Considering things from the meme's perspective, one thing that memes want to do is to push humans together into social groups - to facilitate their own reproduction. However, increased population density increases the potential for horizontal transmission of parasites. As the ancestral humans came together their parasites would have had a field day - and the human need to keep clean and hygenic would have intensified. Hairlessness would have helped them in this battle.

Another possible case of increased sociality resulting in hairlessness comes from the naked mole rats. Mole rats are among the most social mammals - unlike most other moles - they have lost their body hair. Their subterranean environment may play the same role for the rats as shelter does for humans - by forcing them to live together and by regulating the temperature.
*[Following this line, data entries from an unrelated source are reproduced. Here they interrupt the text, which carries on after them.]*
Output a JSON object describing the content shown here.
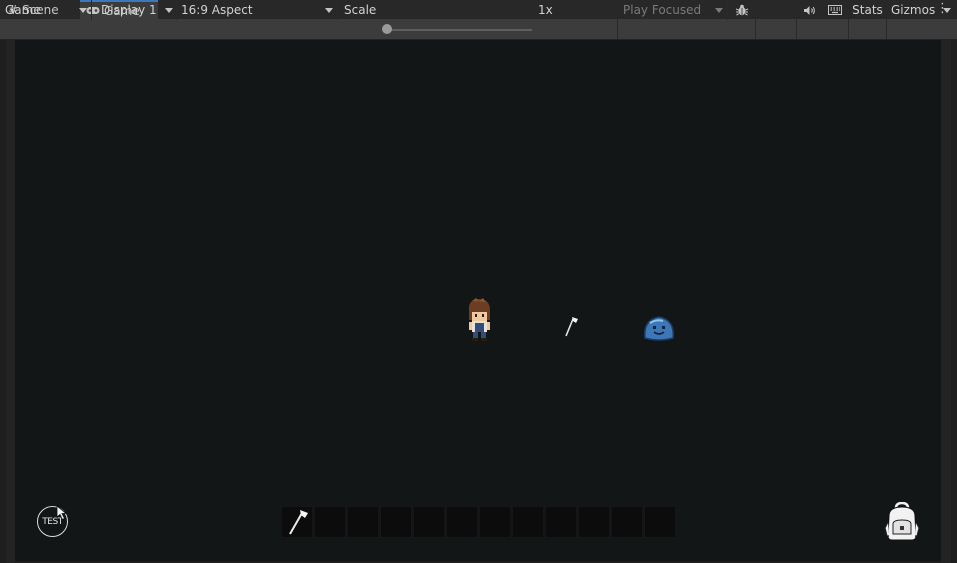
{
  "tabs": {
    "scene_label": "Scene",
    "game_label": "Game",
    "more_icon": "kebab-menu-icon"
  },
  "toolbar": {
    "view_mode": "Game",
    "display": "Display 1",
    "aspect": "16:9 Aspect",
    "scale_label": "Scale",
    "scale_value": "1x",
    "play_mode": "Play Focused",
    "stats_label": "Stats",
    "gizmos_label": "Gizmos"
  },
  "game": {
    "test_button_label": "TEST",
    "hotbar_slot_count": 12,
    "hotbar_first_item": "axe-icon"
  },
  "colors": {
    "game_background": "#131616",
    "toolbar": "#3c3c3c",
    "accent_tab": "#3a79bb"
  }
}
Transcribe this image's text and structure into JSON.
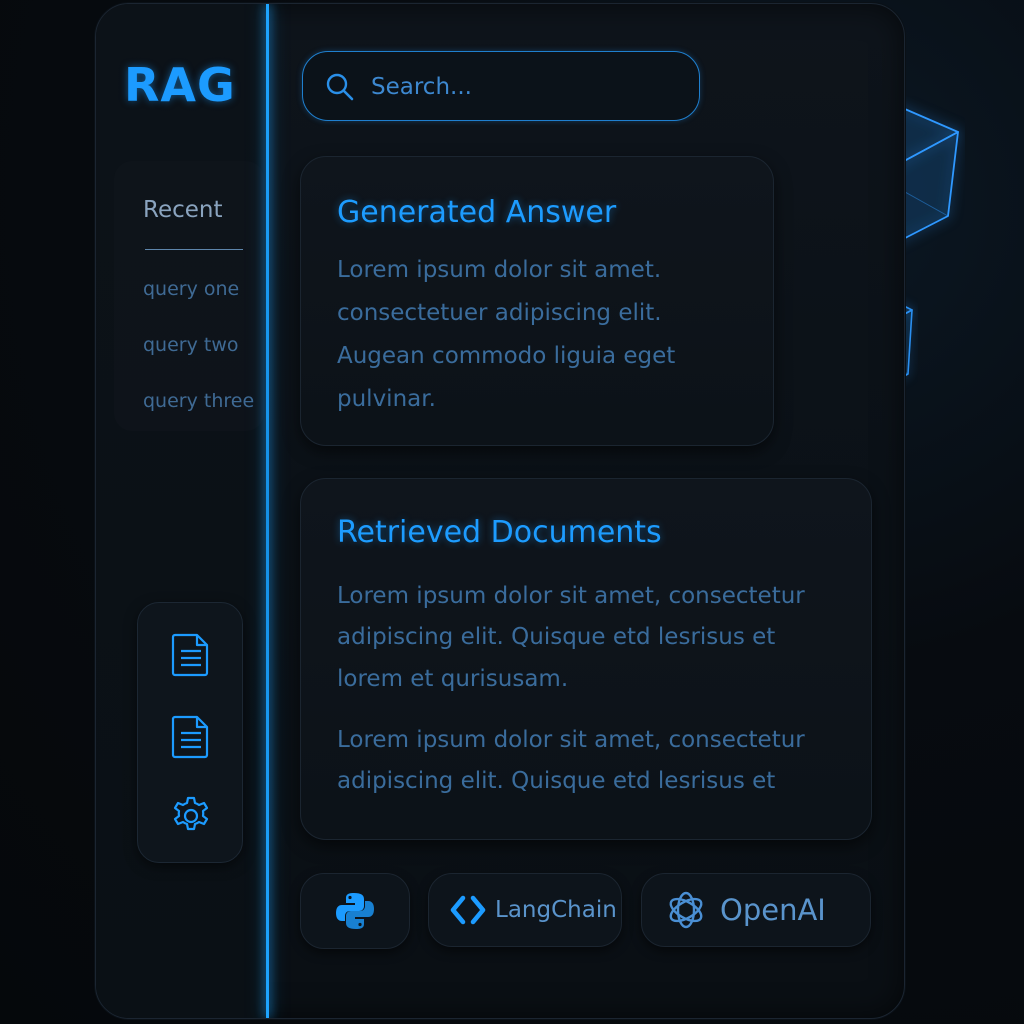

The mole rats also appear to have practically eliminated most of their ectoparasites. Ectoparasite elimination seems to be a plausible explanation for hairlessness in their case as well.

So, hairlessness may be linked to ultrasociality. In which case, in addition to ameliorating the costs of hairlessness, memes may have actually fairly directly caused the main selection pressure that led to hairlessness becoming more adaptive in the first place.